Sidney, que apenas se maquillaba, dedicó esta vez mucho tiempo a hacerlo con todo detalle. Se había encerrado en uno de los reservados del lavabo de señoras en Penn Station y sostenía en una mano la caja de pinturas. Había llegado a la conclusión de que el asesino no pensaría que había regresado aquí. Se encasquetó un sombrero tejano de cuero y bajó el ala sobre la frente. Después recogió la bolsa donde había guardado las prendas manchadas de sangre -que irían a parar a un contenedor de basuras- y salió del lavabo. Ahora iba vestida con una variedad de prendas que había tardado casi todo el día en comprar: pantalones tejanos muy ceñidos, botas vaqueras puntiagudas de color beige, una camisa de algodón blanca y una cazadora bomber negra. Pintarrajeada como una puta y con aquel atuendo, no se parecía en nada a la abogada de aspecto conservador que había sido hasta hacía poco, y a la que la policía no tardaría en buscar bajo acusación de asesinato. Se aseguró de que el revólver estuviera bien oculto en un bolsillo interior. Las leyes sobre armas en Nueva York eran de las más estrictas del país.

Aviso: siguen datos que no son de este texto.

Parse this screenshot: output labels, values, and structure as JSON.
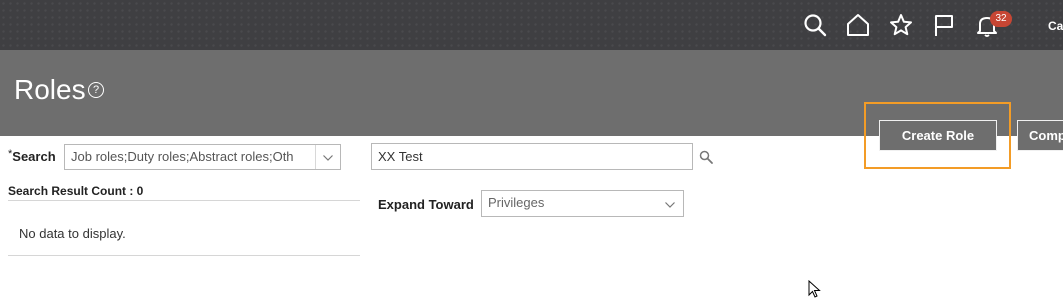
{
  "topbar": {
    "notification_count": "32",
    "user_initials": "Ca"
  },
  "header": {
    "title": "Roles",
    "help_symbol": "?",
    "create_role_label": "Create Role",
    "compare_label": "Comp"
  },
  "search": {
    "label": "Search",
    "required_marker": "*",
    "role_types_value": "Job roles;Duty roles;Abstract roles;Oth",
    "query_value": "XX Test"
  },
  "results": {
    "count_label": "Search Result Count : 0",
    "empty_message": "No data to display."
  },
  "expand": {
    "label": "Expand Toward",
    "selected": "Privileges"
  },
  "colors": {
    "accent_focus": "#f39c26",
    "badge": "#c74634",
    "header_bg": "#6e6e6e",
    "topbar_bg": "#3f3f42"
  }
}
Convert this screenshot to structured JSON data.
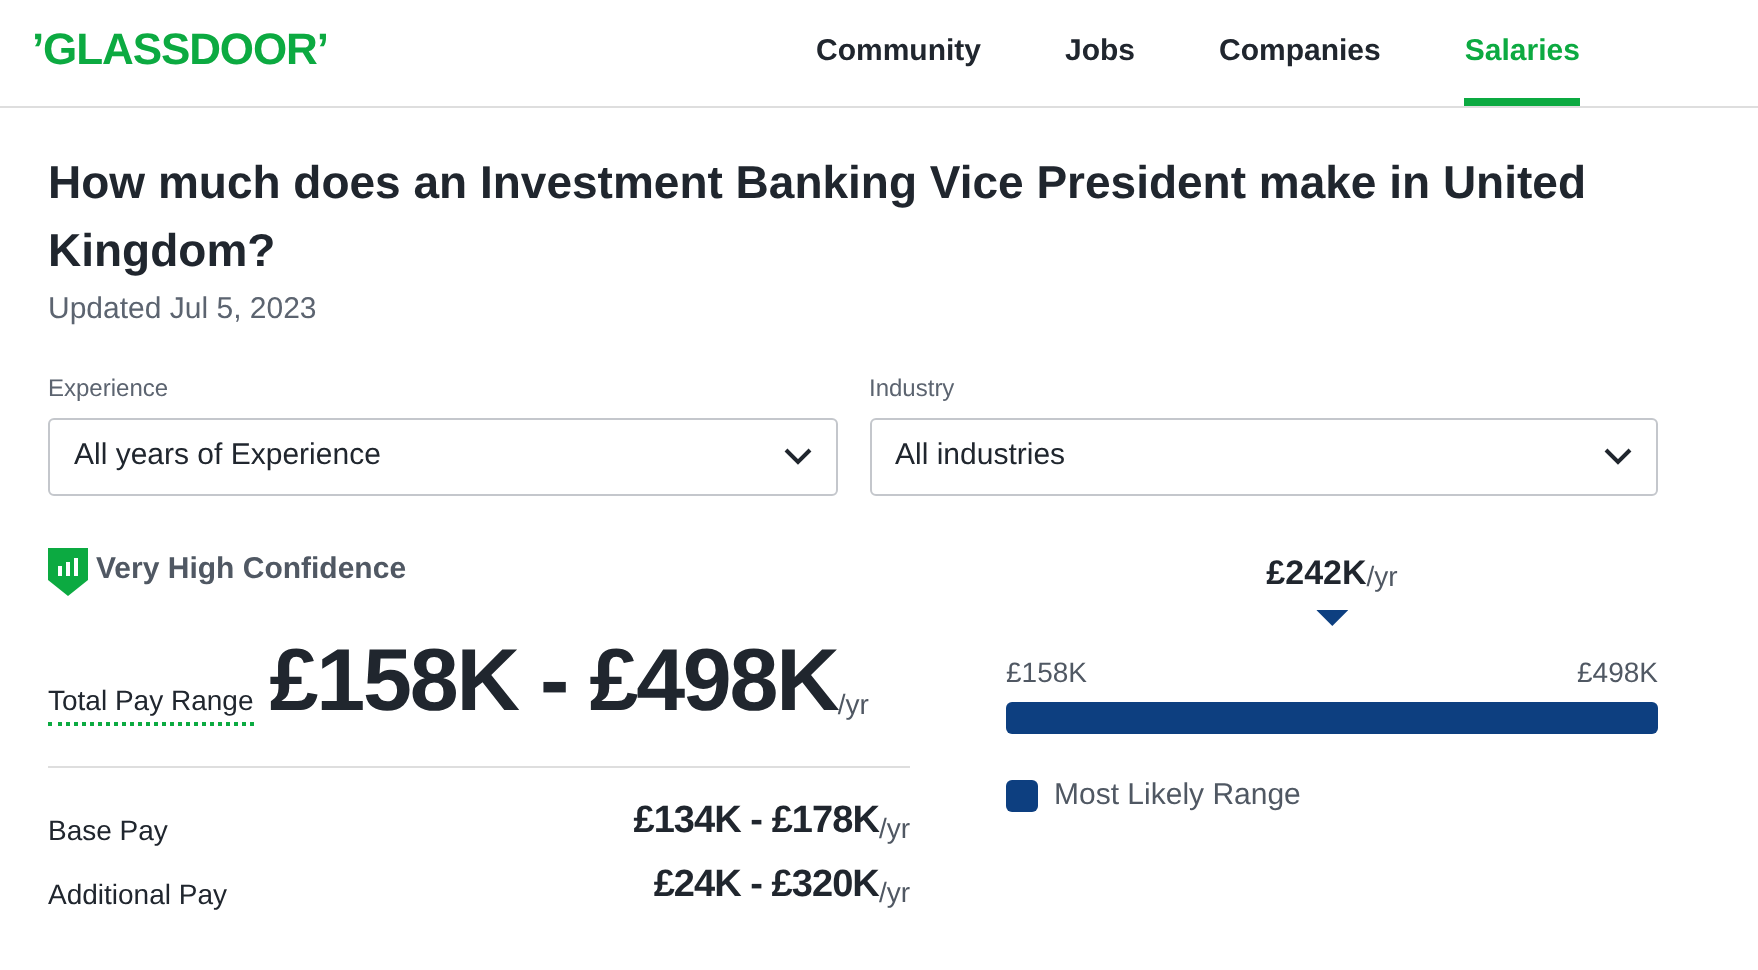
{
  "header": {
    "logo": "ʼGLASSDOORʼ",
    "nav": [
      {
        "label": "Community",
        "selected": false
      },
      {
        "label": "Jobs",
        "selected": false
      },
      {
        "label": "Companies",
        "selected": false
      },
      {
        "label": "Salaries",
        "selected": true
      }
    ]
  },
  "title": "How much does an Investment Banking Vice President make in United Kingdom?",
  "updated": "Updated Jul 5, 2023",
  "filters": [
    {
      "label": "Experience",
      "value": "All years of Experience"
    },
    {
      "label": "Industry",
      "value": "All industries"
    }
  ],
  "confidence": "Very High Confidence",
  "total": {
    "label": "Total Pay Range",
    "value": "£158K - £498K",
    "unit": "/yr"
  },
  "breakdown": [
    {
      "label": "Base Pay",
      "value": "£134K - £178K",
      "unit": "/yr"
    },
    {
      "label": "Additional Pay",
      "value": "£24K - £320K",
      "unit": "/yr"
    }
  ],
  "range": {
    "median": "£242K",
    "unit": "/yr",
    "low": "£158K",
    "high": "£498K",
    "legend": "Most Likely Range"
  }
}
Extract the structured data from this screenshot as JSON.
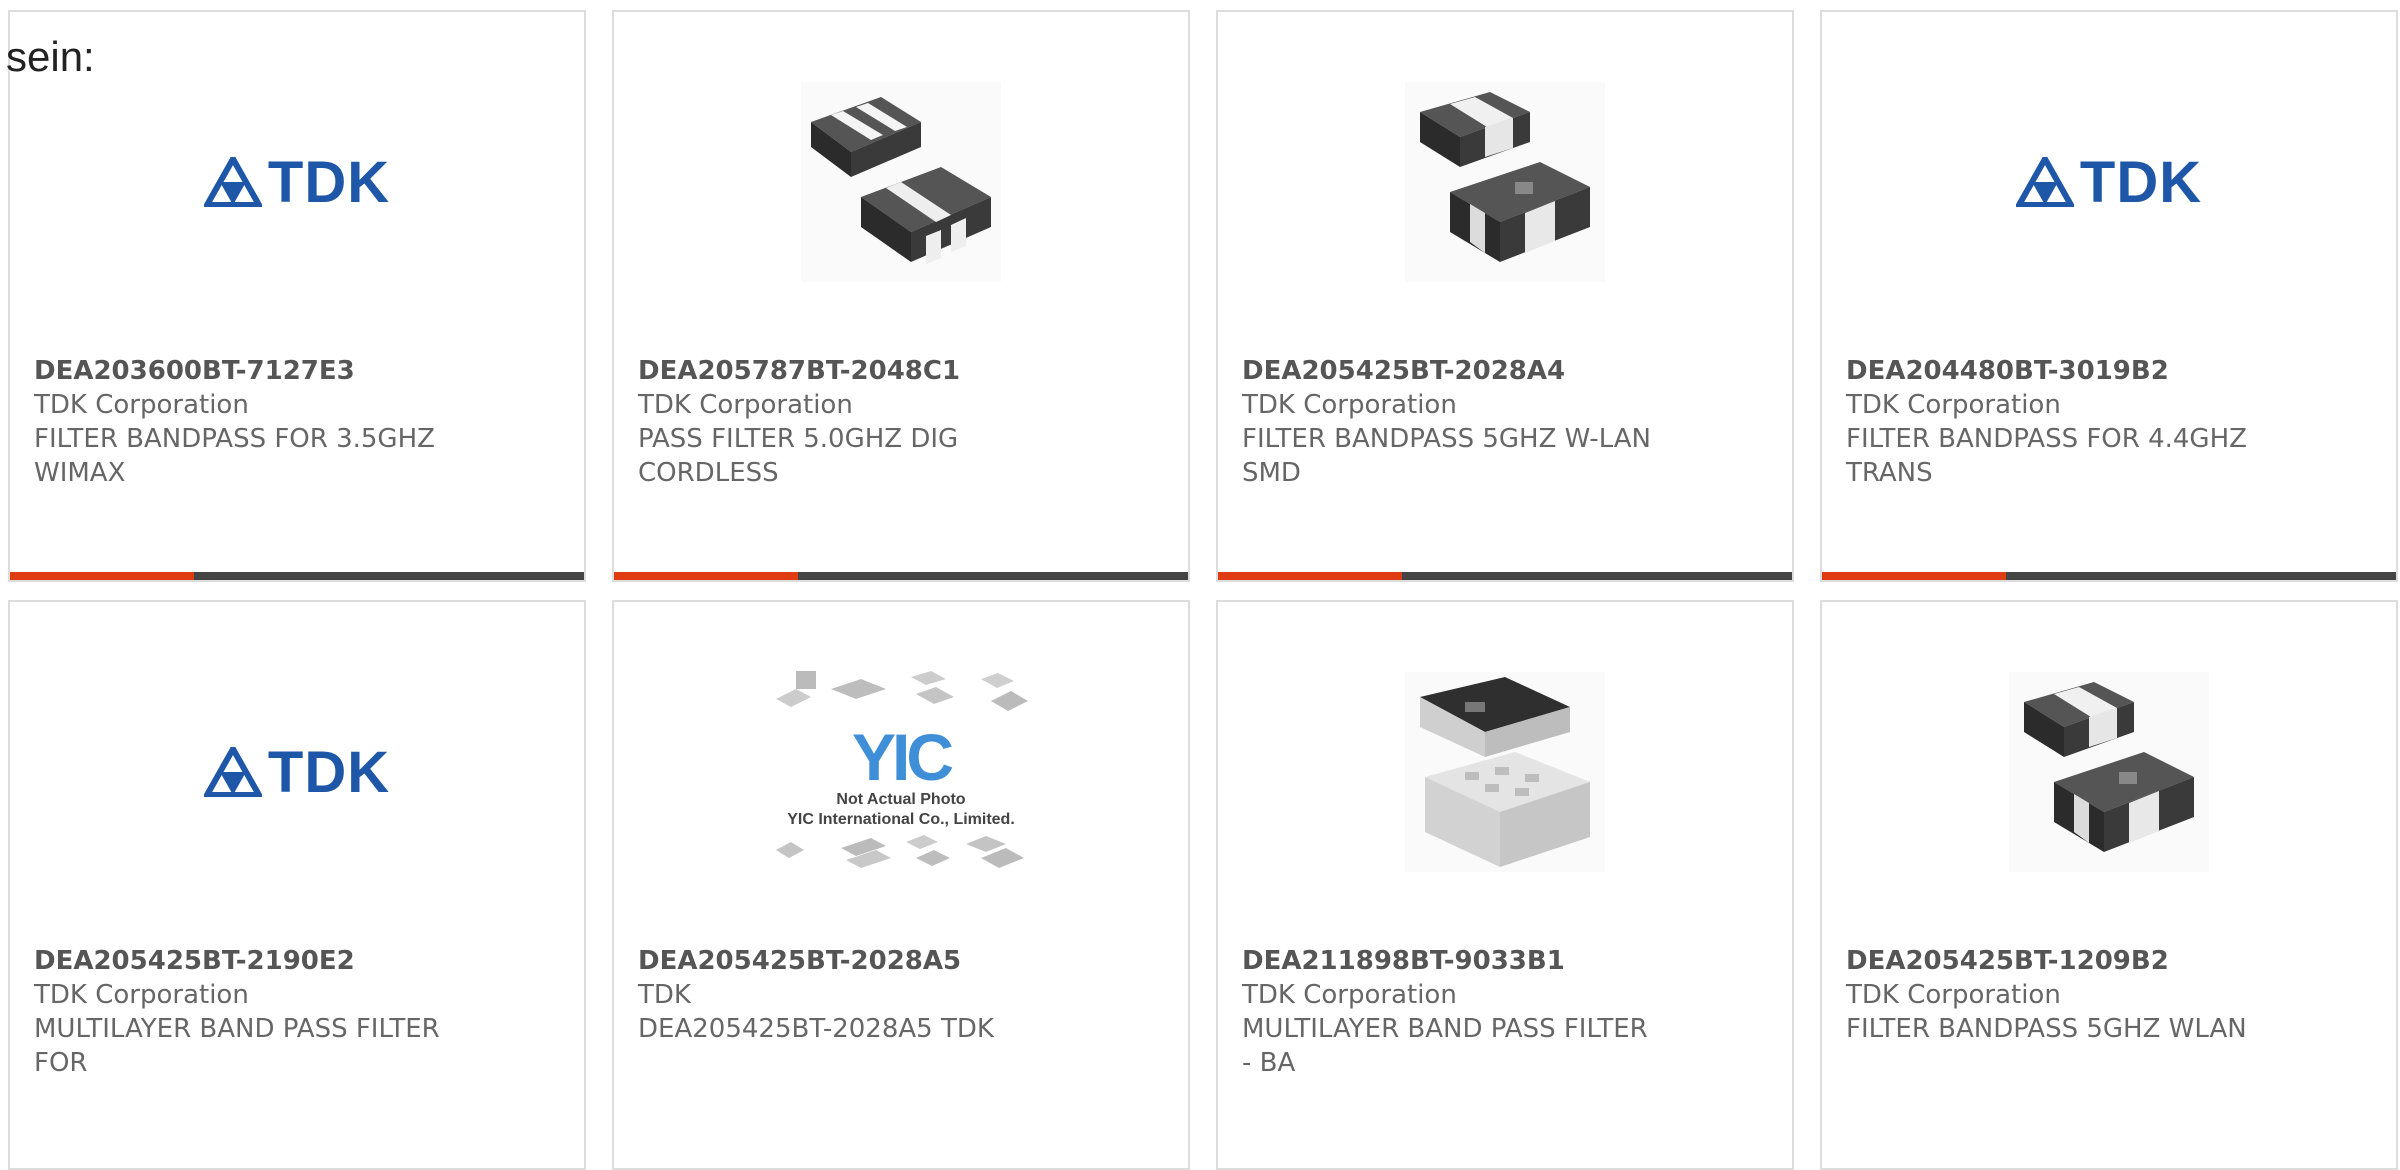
{
  "page": {
    "heading": "sein:"
  },
  "cards": [
    {
      "part": "DEA203600BT-7127E3",
      "maker": "TDK Corporation",
      "desc1": "FILTER BANDPASS FOR 3.5GHZ",
      "desc2": "WIMAX",
      "image": "tdk-logo",
      "logo_text": "TDK"
    },
    {
      "part": "DEA205787BT-2048C1",
      "maker": "TDK Corporation",
      "desc1": "PASS FILTER 5.0GHZ DIG",
      "desc2": "CORDLESS",
      "image": "chip-photo"
    },
    {
      "part": "DEA205425BT-2028A4",
      "maker": "TDK Corporation",
      "desc1": "FILTER BANDPASS 5GHZ W-LAN",
      "desc2": "SMD",
      "image": "chip-photo"
    },
    {
      "part": "DEA204480BT-3019B2",
      "maker": "TDK Corporation",
      "desc1": "FILTER BANDPASS FOR 4.4GHZ",
      "desc2": "TRANS",
      "image": "tdk-logo",
      "logo_text": "TDK"
    },
    {
      "part": "DEA205425BT-2190E2",
      "maker": "TDK Corporation",
      "desc1": "MULTILAYER BAND PASS FILTER",
      "desc2": "FOR",
      "image": "tdk-logo",
      "logo_text": "TDK"
    },
    {
      "part": "DEA205425BT-2028A5",
      "maker": "TDK",
      "desc1": "DEA205425BT-2028A5 TDK",
      "desc2": "",
      "image": "placeholder-photo",
      "placeholder_logo": "YIC",
      "placeholder_line1": "Not Actual Photo",
      "placeholder_line2": "YIC International Co., Limited."
    },
    {
      "part": "DEA211898BT-9033B1",
      "maker": "TDK Corporation",
      "desc1": "MULTILAYER BAND PASS FILTER",
      "desc2": "- BA",
      "image": "chip-photo"
    },
    {
      "part": "DEA205425BT-1209B2",
      "maker": "TDK Corporation",
      "desc1": "FILTER BANDPASS 5GHZ WLAN",
      "desc2": "",
      "image": "chip-photo"
    }
  ],
  "colors": {
    "accent": "#e03c12",
    "bar": "#444444",
    "brand": "#1e56a8",
    "border": "#dddddd"
  }
}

Cogió un tren de cercanías y al cabo de media hora se apeó en Stamford Connecticut, en una de las muchas urbanizaciones que satisfacían el deseo de los trabajadores neoyorquinos de vivir fuera del torbellino metropolitano. Otros veinte minutos de viaje en taxi la dejaron delante de una encantadora casa de ladrillos blancos y persianas negras en una zona residencial de lujo. En el buzón estaba pintado el nombre PATTERSON. Sidney le pagó al taxista, pero en lugar de ir hacia la puerta principal rodeó la casa para dirigirse al garaje. Junto a la puerta de éste había un comedero de madera para pájaros. Sidney miró en derredor antes de meter la mano en el comedero y comenzar a revolver entre los granos hasta que llegó al fondo. Cogió el juego de llaves que había allí, fue hasta la puerta trasera de la casa y entró. Su hermano, Kenny, y su familia estaban en Francia. Era un joven brillante, que dirigía una editorial independiente de mucho prestigio, pero tenía muy mala memoria. En muchísimas ocasiones no había podido entrar en ninguna de las casas que había tenido por haberse olvidado las llaves. Por este motivo, guardaba unas de repuesto en el comedero, algo conocido por el resto de la familia.

La casa era antigua, bien construida y mejor decorada, con grandes habitaciones y muebles cómodos. Sin perder un segundo, Sidney entró en un pequeño estudio y se acercó a un armario de roble que abrió con otra llave. Se tomó un momento para contemplar la impresionante variedad de escopetas, rifles y pistolas guardadas en el mueble. Por fin se decidió por una escopeta de repetición Winchester 1300 Defender del calibre doce. El arma era relativamente ligera -pesaba unos tres kilos- y utilizaba proyectiles Magnum de tres pulgadas capaces de detener cualquier cosa de dos piernas. Metió varias cajas de proyectiles en una bolsa de municiones que sacó de un cajón del armario. Después miró la colección de pistolas. No confiaba mucho en la potencia de un 32. Probó varias pistolas para ver cuál le resultaba más cómoda. Entonces sonrió complacida cuando empuñó a su vieja conocida: la Smith amp; Wesson Slim Nine. Cogió la pistola y una caja de balas del nueve, las metió en la misma bolsa de municiones y cerró el armario. Se hizo con unos prismáticos que había en un estante y salió del estudio.